The Black Arrow

Page 107

The father cellarer attended on their wants, and sat with them at table. Hamley, all jealousy forgotten, began to ply the nowise loth Alicia with courtship. And there, amid the sounding of tuckets and the clash of armoured soldiery and horses continually moving forth, Dick and Joan sat side by side, tenderly held hands, and looked, with ever growing affection, in each other's eyes.

Thenceforth the dust and blood of that unruly epoch passed them by. They dwelt apart from alarms in the green forest where their love began.
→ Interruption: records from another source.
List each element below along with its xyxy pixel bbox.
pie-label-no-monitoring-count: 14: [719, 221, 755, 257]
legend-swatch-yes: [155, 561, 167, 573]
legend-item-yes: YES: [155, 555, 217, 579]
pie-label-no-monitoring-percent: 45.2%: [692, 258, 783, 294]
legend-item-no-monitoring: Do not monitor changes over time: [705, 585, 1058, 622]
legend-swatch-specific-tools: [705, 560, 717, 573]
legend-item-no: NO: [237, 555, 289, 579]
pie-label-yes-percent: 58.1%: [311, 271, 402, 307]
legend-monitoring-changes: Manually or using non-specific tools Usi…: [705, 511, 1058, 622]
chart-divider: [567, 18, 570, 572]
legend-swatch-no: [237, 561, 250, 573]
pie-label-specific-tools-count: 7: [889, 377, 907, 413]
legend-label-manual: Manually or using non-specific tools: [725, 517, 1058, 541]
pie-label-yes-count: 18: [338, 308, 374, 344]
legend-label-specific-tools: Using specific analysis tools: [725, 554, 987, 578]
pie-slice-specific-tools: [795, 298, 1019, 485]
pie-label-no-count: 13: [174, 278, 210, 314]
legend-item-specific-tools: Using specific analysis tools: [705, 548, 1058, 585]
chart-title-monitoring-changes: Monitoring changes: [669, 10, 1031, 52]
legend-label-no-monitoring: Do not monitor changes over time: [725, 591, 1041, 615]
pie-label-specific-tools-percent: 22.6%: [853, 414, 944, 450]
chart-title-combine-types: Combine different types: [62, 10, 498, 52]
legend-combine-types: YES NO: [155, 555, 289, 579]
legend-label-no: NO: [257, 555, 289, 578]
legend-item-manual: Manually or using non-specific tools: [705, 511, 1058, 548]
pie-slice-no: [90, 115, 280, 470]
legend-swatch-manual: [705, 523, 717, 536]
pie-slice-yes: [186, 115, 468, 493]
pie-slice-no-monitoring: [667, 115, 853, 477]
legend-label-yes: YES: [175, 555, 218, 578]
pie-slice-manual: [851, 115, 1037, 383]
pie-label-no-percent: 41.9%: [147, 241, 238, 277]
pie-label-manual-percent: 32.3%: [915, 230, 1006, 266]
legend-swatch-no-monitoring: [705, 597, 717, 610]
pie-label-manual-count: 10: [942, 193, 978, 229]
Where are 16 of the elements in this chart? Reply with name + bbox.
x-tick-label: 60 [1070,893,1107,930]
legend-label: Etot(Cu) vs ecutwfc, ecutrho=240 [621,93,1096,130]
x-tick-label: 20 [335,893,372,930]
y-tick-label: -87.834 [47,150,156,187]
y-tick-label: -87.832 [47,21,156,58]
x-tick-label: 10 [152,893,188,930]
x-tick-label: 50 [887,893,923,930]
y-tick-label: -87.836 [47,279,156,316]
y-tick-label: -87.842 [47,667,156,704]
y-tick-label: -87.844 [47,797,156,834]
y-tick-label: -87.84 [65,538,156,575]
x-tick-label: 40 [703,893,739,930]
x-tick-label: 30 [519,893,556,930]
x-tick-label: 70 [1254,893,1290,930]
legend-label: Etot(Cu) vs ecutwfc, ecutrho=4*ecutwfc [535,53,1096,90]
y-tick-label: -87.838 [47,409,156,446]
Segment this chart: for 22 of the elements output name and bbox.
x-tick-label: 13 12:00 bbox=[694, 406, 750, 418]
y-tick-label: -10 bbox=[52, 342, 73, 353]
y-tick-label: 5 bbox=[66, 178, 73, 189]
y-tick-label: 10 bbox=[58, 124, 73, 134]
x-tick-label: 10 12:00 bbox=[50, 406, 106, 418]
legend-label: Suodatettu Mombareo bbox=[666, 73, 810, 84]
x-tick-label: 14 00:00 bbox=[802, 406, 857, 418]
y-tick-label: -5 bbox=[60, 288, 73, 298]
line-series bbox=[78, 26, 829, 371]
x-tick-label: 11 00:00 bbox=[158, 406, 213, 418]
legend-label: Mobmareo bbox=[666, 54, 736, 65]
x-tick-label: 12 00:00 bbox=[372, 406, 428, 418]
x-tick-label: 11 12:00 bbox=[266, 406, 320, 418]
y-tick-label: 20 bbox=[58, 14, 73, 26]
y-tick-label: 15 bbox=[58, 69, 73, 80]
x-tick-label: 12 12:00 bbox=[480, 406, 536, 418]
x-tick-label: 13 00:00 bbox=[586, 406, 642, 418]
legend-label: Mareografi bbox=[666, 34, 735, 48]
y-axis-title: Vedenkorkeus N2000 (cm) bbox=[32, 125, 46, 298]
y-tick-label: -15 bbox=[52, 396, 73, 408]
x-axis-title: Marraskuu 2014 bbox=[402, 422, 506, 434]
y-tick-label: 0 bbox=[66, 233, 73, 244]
Two old men in the meanwhile enjoyed pensions in great prosperity and peace, and with perhaps a superfluity of ale and wine, in Tunstall hamlet. One had been all his life a shipman, and continued to the last to lament his man Tom. The other, who had been a bit of everything, turned in the end towards piety, and made a most religious death under the name of Brother Honestus in the neighbouring abbey. So Lawless had his will, and died a friar.

Footnotes:

{1} At the date of this story, Richard Crookback could not have been created Duke of Gloucester; but for clearness, with the reader's leave, he shall so be called.

{2} Richard Crookback would have been really far younger at this date.

{3} Technically, the term "lance" included a not quite certain number of foot soldiers attached to the man-at-arms.